Venezuelan ex-president Carlos Andres Perez dies

Carlos Andres Perez governed Venezuela from 1974-79 and again from 1989-93.

Miami: Former Venezuelan president Carlos Andres Perez, whose popularity soared with his country`s oil-based economy but who later faced riots, a severe economic downturn and impeachment in his homeland, has died in Miami, his family said on Saturday.

The 88-year-old Perez`s daughter, Maria Francia Perez, said her father had died in a Miami area hospital.

"He was happy and well when he awoke this morning. Suddenly he had difficulty breathing," she said.

She said her father was rushed by the family to the hospital, where he died on Saturday afternoon. Venezuelan TV channel Globovision had quoted the daughter initially in reporting Perez had suffered a heart attack but she denied that to a news agency, citing "respiratory failure”.

In the final years of his life, Perez came to personify the old guard Venezuelan political establishment bitterly opposed by current President Hugo Chavez. Perez survived two coup attempts in 1992, the first led by Chavez, who was then a young Army lieutenant colonel.

In recent years, Perez lived in Miami while the Venezuelan government demanded he be turned over to stand trial for his role in quelling bloody 1989 riots. Perez — who governed Venezuela from 1974-79 and again from 1989-93 — denied wrongdoing.

His other daughter, Cecilia Victoria Perez, said late Saturday that a funeral service and burial are being planned in South Florida and details would be disclosed once arrangements were complete. She said the family would not return the remains to Venezuela at this time.

"Everything is going to be here in Miami," she said of the planned funeral and burial. "His desire was to go back to Venezuela, but this is not going to happen at least until there`s a change of government."

In his first term, Perez won praise by nationalising Venezuela`s oil industry, paying off foreign oil companies and then capitalising on a period of prosperity that allowed his government to build subway lines, bankroll new social programs and set up state-run companies in areas from steel to electricity.

He became one of Latin America`s most prominent political leaders, popularly known after his initials as "CAP”.

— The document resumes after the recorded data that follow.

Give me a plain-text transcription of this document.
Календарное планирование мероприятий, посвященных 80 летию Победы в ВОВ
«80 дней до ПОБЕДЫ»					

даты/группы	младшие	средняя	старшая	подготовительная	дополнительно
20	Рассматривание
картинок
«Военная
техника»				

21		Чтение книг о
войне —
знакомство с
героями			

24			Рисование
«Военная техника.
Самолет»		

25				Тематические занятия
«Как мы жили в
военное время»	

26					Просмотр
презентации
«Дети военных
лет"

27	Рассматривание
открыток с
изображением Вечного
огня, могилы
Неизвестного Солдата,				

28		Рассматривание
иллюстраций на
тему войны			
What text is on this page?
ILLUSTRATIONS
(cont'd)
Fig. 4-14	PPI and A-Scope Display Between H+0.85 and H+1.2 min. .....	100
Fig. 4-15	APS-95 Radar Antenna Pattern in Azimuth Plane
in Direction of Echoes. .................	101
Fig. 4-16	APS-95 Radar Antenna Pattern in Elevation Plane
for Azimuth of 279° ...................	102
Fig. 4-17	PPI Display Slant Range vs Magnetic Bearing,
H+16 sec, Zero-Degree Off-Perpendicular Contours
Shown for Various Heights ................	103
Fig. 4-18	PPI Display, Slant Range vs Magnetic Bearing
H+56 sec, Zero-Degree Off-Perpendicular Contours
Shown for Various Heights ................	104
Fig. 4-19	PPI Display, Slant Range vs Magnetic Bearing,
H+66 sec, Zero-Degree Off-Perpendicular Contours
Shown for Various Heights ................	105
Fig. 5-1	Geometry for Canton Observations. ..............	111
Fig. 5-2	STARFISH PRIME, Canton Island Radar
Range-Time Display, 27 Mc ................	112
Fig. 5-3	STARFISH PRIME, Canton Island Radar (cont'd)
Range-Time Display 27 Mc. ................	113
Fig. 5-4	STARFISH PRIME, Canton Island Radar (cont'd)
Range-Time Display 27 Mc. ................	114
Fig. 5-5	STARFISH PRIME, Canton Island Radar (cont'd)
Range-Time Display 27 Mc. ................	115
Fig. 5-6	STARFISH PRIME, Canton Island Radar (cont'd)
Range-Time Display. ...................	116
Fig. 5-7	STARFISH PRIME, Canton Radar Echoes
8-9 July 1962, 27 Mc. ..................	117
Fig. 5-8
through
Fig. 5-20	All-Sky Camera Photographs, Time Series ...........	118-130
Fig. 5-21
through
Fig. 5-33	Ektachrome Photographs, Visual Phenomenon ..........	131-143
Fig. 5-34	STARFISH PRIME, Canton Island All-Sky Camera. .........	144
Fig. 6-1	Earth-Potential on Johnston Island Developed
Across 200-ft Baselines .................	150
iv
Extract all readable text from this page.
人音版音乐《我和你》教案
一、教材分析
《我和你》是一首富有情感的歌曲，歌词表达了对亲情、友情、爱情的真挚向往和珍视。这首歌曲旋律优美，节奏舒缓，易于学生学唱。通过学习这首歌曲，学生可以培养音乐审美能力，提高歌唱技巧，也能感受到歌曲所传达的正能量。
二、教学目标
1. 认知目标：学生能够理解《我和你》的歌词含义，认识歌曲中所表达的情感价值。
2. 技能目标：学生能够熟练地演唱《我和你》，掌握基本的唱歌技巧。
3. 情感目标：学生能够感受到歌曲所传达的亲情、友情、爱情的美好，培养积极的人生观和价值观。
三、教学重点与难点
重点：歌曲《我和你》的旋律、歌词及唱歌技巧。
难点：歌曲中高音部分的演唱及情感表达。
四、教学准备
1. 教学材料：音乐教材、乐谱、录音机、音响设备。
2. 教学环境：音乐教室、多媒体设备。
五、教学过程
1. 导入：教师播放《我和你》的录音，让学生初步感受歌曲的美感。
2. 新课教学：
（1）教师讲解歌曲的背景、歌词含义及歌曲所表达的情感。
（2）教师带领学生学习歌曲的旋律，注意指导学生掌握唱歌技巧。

Venezuelans elected him for a second time in 1988, hoping for a return to good times after a decade of economic decline. But his popularity plunged when he tried to push through an economic austerity program including increasing the subsidised prices of gasoline. Anger among the poor boiled over in the 1989 riots and more than 300 people were killed in the unrest known as the "Caracazo”. Some activists put the death toll much higher.

In 2010, Venezuela`s Supreme Court cleared the way for Chavez`s government to request Perez`s extradition from the United States. Prosecutors accused Perez of ordering a harsh crackdown during the unrest, when rights activists say many were shot indiscriminately by security forces.

Perez stopped speaking in public after a 2003 stroke, but he maintained he was innocent. And his office issued a statement accusing the Supreme Court of doing Chavez`s bidding after it approved plans for the extradition request.

The former president`s supporters called the charges politically motivated. Members of his party Democratic Action announced in 2008 that Perez hoped to return to Venezuela and held talks with judicial officials on that possibility.

Party leader Henry Ramos Allup said the former president`s condition was "extremely delicate" and that he hoped to "live out his last days in the country”. But that possibility faded as government authorities called for his extradition.

While he was in office, Perez`s popularity as a leader rose and fell with the country`s economic situation, and he eventually came to be despised by many Venezuelans who resented his elegant suits and his affinity for jetting around Latin America.

Venezuela`s Congress impeached Perez on corruption charges in 1993 and he was placed under house arrest. Its Supreme Court convicted him in May 1996 of misspending USD 17 million in public funds — a charge he always denied.